Things have changed spectacularly in the past ten years, some good, some bad, most just perplexing and unsettling.  Some things have remained reassuringly constant, though.  I've spent a surprising amount of time in the Barnes and Noble in Annapolis, both in the store and in the general strip mall it occupies.  I used to go to the Tower Records there in high school and college, back before record stores were killed by Al Gore's internet.  There is a delicious Lebanese place there, and a place that actually sells clothes and shoes that will fit my Elephant Man frame.  It is a pretty good place to go shop, even if it is an hour from my abode and I tend to hate shopping.  More importantly, it's a very convenient halfway place between my house and where most of my friends live.  I've seen people for the first time in months and years in that parking lot, had dinner or coffee with them, or just sat and talked with them. 

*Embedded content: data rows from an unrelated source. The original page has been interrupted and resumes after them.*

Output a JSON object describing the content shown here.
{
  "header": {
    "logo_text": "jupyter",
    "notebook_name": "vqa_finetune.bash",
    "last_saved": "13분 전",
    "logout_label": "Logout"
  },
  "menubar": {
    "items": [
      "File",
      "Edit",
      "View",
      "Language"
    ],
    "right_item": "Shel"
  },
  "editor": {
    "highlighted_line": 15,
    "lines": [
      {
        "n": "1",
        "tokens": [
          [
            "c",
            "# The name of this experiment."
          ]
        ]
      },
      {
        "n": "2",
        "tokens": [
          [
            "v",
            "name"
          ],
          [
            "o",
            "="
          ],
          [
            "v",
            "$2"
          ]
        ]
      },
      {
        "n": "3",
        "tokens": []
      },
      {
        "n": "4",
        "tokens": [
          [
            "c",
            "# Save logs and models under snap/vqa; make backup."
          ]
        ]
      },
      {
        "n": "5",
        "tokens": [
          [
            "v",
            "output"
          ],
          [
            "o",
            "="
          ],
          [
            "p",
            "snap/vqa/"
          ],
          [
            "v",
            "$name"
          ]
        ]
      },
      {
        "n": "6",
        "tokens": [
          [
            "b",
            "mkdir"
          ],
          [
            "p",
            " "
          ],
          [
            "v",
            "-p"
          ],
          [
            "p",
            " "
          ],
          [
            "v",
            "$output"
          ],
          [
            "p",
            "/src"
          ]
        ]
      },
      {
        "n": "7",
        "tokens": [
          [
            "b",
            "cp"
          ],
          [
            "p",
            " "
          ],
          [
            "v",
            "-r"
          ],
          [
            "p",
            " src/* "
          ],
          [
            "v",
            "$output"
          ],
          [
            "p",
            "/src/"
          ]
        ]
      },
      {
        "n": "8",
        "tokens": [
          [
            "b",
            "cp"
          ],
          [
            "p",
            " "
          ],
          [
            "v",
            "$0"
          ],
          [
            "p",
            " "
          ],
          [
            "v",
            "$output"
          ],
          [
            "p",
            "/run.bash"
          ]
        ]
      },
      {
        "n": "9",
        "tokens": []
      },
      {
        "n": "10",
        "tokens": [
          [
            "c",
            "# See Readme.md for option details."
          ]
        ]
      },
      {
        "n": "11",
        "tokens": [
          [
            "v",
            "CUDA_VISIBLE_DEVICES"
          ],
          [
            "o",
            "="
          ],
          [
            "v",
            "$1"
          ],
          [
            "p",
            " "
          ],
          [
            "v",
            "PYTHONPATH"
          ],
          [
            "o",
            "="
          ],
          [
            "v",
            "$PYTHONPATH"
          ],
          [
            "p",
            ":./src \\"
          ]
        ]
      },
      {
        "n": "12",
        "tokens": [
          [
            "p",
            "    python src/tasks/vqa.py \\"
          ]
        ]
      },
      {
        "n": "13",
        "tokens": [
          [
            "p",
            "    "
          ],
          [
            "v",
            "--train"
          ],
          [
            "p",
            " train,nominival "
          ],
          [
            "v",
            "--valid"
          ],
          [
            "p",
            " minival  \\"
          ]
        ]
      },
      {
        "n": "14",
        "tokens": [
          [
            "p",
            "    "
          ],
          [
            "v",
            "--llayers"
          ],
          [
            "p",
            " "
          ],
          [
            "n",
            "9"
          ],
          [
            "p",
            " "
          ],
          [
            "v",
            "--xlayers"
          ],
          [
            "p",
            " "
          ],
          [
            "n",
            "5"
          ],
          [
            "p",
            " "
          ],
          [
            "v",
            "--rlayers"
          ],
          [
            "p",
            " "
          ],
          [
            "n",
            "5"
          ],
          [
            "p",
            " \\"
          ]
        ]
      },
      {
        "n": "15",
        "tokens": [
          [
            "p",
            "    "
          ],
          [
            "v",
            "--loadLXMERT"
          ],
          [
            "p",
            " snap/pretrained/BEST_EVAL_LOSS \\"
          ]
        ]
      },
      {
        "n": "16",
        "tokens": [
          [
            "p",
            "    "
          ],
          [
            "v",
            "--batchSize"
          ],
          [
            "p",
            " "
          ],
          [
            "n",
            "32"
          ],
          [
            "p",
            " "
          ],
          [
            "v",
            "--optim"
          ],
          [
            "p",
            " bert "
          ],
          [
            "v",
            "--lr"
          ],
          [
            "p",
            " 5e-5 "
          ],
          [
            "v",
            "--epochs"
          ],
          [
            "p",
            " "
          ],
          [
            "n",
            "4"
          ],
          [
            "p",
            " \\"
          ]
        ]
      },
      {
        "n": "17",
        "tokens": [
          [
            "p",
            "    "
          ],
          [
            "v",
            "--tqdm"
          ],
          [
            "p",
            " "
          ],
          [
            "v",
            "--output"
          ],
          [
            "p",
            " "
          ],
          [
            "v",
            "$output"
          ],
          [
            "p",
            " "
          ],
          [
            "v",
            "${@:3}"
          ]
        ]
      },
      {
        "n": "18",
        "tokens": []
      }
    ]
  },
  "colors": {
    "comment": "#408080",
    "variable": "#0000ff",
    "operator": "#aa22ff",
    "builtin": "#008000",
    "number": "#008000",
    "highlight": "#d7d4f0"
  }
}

For a year or so after college, I freaked out about my new job and having a salary.  I didn't realize that just because it was a salary, that didn't make it a good salary.  I was used to making golf course money, and this was way better.  So, I would go on book binges, buying anything that looked even remotely interesting from the sale racks.  There were a couple of consecutive trips I took where I got onto a jag of buying memiors.  The unfortunate one that got me on the start was I Hope They Serve Beer In Hell by the human equivalent of a used condom known as Tucker Max.  As a 22 year old "man", I still should have been too old and mature to find it funny, but I liked it at the time.  Next trip, I found Superstud by Paul Feig, and I was hooked.  Paul was a big nerd, way worse than I was as a kid.  He did things that were so funny yet humiliating that if they had happened to me, I might not have recovered, but he took it in (relative) stride.  I later came to find out he used these experiences to make one of the better tv shows I've seen Freaks and Geeks.  If he wasn't someone I could look up to, then there weren't many others.

Then, I found Early Bird: A Memoir of Premature Retirement by Rodney Rothman.  He was almost an opposite of Feig.  He had already made it as a TV writer, but became disillusioned.  He decided to retire in his mid twenties (I WAS IN MY MID TWENTIES TOO!!!!) and move into a retirement community in Florida.  I could get down with this.  My background in sociology could help me write something like this, immersing myself in a scene and writing something really worthwhile.  In my previous job as a golf worker, I'd already tasted retired life.  I'd take a golf cart out after closing and play a few holes before dark, or fish in one of the ponds on the course.  In the winter we'd play stickball indoors or darts on a board we had hidden behind several golf bags, and there was always a chance to take a cart out on the course, park in the woods, and take a nap.  Truly, this would be my calling.  I just needed some more research in the memoir realm, and I would be ready to go.  Nothing could stop me, until of course, something easily stopped me.  That thing was Honeymoon with My Brother by Franz Wisner.

The base of the story is something really sad, and ripe for soul searching and find oneself.  A guy gets left at the alter, and instead of forfeiting the tickets and hotel for his honeymoon, he takes the trip with his brother.  Together, they try to put his life back together.  The problem is, Wisner and his brother are extremely rich.  He almost gloats about how much money he has to start the book.  In fact, he feels so good coming back from the honeymoon that he quits his high paying job he had because his parents are also rich, and he uses all his money to travel for a year.  He sleeps with beautiful women to get over his broken heart, and sees the world like I'll never be able to.

If I wanted to read a book about how rich people have it better than I ever will, I'll stick with Willy Wonka and The Chocolate Factory.  I was so mad by the end of the book that this man wanted sympathy because he was able to drown his momentary sorrow in decadence and wipe his tears with money.  Then, as I thought about it, Paul Feig and Rodney Rothman only got book deals because they were already famous from years in TV.  I could never get a book deal for writing about my years in the golf industry (Carts of Plastic, Men of Steel- My Life as a Country Club Lackey) or my attempts to become the first full grown batboy for the Phillies.  I realized then and there that if you wanted to be famous as a writer, you needed to already be famous or rich.

Clearly, I had to redouble my efforts at gambling in Atlantic City, because in America, first you get the money, then you get the power, and then you get the book deal.  Nine years later, I am the author of a mildly successful humor blog, so clearly my plan is well into effect.  Now to just sit back and wait for the offers to roll in.